Very Canadian influenced on the folk front Fliss, but there scene is pretty vibrant, just like the Scottish scene. I really like Eileen McGann, follows a long line of Canadian singer/songwriters (Joni, Judy Collins, Kate & Anna McGarriggle etc), great voice.
I like the clips of Full House, really nice band (seems their website is under reconstruction at the moment).
As for the Scottish players I can heartily recommend the new album by the harpist Ailie Robertson 'First Things First'. A beautiful album. Also the albums by Jenna Reid, the Shetland fiddler who plays in Dochas with Julie Fowlis.
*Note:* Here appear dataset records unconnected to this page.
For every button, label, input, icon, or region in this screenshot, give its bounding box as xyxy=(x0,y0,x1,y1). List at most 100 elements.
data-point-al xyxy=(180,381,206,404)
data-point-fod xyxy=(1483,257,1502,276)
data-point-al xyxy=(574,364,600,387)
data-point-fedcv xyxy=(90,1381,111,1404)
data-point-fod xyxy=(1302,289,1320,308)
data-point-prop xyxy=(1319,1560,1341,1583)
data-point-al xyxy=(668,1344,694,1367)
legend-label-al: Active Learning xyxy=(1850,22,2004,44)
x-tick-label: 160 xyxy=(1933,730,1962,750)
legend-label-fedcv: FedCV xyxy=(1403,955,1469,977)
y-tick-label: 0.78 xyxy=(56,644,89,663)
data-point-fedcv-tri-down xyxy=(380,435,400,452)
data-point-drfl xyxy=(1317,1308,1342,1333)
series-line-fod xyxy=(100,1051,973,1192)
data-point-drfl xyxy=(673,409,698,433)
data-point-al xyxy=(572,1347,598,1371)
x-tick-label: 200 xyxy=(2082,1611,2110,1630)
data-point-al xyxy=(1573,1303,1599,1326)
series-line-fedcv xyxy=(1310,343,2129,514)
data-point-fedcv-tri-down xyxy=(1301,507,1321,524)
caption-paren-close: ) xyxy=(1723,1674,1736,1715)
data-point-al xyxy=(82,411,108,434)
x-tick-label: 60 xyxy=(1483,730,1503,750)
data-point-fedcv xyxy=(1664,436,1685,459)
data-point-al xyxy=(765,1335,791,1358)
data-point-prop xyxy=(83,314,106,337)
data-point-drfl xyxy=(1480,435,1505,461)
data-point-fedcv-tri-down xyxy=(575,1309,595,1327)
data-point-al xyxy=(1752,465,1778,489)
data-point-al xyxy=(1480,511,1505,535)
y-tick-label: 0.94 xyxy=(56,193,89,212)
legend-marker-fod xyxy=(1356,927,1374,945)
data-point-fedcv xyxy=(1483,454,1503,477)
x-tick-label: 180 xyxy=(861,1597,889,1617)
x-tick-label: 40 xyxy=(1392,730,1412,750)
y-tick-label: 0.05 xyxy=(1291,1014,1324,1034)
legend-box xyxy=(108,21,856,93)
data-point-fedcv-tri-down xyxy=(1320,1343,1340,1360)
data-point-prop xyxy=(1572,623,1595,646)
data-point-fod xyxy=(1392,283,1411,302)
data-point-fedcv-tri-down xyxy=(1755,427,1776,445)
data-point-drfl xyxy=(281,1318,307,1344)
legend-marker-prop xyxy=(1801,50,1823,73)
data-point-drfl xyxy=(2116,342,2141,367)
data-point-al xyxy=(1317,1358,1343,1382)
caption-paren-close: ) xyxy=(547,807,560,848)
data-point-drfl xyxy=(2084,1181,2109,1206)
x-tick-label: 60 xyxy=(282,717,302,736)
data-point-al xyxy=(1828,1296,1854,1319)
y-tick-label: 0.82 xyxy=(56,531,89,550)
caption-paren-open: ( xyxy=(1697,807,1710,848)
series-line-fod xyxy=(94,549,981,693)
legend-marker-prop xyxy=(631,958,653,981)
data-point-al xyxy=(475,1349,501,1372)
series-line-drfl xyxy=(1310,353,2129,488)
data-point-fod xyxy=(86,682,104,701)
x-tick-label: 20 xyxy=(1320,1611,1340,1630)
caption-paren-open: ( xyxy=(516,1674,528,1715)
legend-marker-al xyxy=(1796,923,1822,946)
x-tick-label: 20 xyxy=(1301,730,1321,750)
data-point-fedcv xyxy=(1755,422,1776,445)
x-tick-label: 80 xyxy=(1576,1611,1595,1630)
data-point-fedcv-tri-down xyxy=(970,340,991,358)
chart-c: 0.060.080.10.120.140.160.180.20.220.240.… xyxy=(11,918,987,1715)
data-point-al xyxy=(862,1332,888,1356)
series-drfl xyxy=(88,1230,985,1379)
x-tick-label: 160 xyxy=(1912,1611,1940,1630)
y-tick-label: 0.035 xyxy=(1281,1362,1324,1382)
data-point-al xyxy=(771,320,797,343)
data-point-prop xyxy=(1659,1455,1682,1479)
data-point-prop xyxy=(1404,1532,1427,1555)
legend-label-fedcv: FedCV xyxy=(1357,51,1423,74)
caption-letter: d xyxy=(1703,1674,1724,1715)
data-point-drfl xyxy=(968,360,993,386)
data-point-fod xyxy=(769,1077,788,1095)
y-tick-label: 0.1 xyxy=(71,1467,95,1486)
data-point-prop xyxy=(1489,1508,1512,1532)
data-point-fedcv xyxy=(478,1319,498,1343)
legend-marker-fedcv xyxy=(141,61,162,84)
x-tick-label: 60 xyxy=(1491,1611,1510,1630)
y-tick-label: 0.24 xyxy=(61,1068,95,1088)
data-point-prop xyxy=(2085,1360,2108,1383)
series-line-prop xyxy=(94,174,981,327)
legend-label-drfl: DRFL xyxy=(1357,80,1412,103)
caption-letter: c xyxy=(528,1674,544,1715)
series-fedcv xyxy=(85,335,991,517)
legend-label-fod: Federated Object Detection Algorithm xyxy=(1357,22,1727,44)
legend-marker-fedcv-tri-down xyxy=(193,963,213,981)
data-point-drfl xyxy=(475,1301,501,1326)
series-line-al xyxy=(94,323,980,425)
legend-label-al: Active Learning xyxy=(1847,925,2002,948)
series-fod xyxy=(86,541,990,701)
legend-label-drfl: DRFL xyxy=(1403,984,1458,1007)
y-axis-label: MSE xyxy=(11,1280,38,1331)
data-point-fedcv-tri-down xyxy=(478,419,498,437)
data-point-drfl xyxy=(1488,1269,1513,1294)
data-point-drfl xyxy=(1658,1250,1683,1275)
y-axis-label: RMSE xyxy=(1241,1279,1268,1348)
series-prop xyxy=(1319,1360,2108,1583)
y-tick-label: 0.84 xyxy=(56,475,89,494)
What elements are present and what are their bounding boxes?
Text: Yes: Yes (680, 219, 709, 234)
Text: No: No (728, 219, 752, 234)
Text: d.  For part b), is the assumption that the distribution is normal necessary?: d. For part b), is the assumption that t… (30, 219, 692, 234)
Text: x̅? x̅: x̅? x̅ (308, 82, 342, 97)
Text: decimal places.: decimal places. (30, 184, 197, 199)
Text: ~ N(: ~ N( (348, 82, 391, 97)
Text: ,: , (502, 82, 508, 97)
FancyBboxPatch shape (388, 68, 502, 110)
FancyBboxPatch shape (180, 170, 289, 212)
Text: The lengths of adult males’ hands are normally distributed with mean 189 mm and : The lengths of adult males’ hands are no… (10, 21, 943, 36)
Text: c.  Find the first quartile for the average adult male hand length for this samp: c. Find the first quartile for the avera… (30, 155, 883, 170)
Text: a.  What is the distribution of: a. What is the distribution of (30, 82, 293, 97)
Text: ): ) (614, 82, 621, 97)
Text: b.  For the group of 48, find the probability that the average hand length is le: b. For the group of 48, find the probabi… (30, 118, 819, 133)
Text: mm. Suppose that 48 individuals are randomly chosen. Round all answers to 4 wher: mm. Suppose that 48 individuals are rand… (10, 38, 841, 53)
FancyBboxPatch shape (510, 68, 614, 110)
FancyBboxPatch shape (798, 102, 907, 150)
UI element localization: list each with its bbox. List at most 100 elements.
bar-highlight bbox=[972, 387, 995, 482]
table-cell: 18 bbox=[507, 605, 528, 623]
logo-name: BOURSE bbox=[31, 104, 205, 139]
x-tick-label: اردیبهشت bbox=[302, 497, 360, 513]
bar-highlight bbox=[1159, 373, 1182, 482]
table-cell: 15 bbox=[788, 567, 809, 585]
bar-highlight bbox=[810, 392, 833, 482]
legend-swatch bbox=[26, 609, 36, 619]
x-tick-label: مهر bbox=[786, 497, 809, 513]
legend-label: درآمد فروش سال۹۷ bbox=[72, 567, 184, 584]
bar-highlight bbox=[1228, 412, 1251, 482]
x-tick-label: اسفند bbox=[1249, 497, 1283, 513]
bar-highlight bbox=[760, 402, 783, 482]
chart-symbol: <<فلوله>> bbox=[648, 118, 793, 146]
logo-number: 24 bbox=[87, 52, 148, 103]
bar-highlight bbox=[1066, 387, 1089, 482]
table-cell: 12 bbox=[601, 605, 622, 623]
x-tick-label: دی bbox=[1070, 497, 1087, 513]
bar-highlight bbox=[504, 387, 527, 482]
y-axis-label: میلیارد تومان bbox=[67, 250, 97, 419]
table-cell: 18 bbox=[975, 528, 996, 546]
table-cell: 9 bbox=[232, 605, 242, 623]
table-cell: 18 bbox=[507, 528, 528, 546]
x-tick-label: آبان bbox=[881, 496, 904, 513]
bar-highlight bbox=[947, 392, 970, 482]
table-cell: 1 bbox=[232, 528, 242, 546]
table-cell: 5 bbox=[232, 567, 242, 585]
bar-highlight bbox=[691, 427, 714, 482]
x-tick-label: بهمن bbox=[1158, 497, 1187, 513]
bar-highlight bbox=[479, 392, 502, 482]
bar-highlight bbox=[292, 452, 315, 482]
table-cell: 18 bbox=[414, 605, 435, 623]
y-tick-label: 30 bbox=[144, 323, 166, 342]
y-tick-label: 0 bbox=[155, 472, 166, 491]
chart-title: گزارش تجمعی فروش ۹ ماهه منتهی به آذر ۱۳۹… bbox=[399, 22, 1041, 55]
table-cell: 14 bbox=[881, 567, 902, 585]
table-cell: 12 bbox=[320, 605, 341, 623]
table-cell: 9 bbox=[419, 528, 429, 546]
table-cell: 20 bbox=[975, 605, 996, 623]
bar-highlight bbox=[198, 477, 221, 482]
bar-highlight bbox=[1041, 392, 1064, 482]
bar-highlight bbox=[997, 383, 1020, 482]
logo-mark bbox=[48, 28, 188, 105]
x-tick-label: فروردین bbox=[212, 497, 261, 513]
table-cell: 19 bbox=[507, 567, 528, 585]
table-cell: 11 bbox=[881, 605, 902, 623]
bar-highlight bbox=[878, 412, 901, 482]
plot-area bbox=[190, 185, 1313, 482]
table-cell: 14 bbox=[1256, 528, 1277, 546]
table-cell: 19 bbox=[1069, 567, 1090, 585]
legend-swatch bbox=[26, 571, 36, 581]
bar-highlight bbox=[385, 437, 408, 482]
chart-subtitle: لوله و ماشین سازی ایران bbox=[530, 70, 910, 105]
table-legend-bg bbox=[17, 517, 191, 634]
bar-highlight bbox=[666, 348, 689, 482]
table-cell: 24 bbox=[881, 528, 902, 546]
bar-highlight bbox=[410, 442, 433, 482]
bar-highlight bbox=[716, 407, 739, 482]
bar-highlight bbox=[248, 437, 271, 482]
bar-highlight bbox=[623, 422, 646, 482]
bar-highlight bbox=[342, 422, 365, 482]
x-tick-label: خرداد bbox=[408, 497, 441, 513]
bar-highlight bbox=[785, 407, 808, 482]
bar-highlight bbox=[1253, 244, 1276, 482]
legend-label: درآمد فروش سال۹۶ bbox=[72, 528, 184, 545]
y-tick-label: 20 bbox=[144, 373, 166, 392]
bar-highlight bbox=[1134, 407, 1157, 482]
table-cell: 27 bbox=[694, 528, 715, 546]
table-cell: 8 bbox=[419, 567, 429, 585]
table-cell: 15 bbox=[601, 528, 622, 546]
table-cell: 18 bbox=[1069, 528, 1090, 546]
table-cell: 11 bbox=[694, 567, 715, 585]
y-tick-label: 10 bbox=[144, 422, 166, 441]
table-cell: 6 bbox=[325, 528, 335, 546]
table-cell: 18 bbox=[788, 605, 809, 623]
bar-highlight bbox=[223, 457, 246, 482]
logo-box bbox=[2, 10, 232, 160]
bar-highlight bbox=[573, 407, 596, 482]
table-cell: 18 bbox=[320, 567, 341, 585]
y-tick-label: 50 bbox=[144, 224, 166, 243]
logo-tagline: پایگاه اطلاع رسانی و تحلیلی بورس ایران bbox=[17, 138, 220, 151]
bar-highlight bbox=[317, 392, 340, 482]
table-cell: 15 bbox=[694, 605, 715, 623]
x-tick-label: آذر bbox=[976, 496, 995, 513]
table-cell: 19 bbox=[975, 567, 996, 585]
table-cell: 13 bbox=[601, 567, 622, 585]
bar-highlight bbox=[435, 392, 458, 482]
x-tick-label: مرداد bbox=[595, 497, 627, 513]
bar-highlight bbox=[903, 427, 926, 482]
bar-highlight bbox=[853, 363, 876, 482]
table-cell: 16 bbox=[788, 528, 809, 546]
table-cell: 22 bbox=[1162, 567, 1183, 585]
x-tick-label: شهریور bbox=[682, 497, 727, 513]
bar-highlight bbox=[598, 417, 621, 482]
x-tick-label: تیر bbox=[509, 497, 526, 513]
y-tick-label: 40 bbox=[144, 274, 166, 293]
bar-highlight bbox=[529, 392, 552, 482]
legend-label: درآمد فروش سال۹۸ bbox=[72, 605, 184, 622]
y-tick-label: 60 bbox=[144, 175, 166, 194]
PostPosted: Tue Dec 02, 2008 6:58 pm
by Fliss
HI Tosh, yes, a definite Canadian influence at the moment - not sure quite why that is except that I often find myself drawn to things that are Canadian - my first "good" acoustic instrument was a Garrison mandolin. :grin:

I stumbled upon Tanglefoot at the Chester Folk Festival (I was stewarding while they did their soundcheck, so I stayed to hear them and loved them!) and my singing teacher introduced me to Eileen McGann's music. I think Eileen McGann probably has the most beautiful voice I've ever heard. There's a definite Celtic influence in both her music and Tanglefoot's, I think, which speaks to me.

Another very gifted Canadian singer songwriter worth checking out is Lorelei Loveridge, who does very powerful music, often with a political / social comment theme.

I'll check out those musicians you suggested, cheers.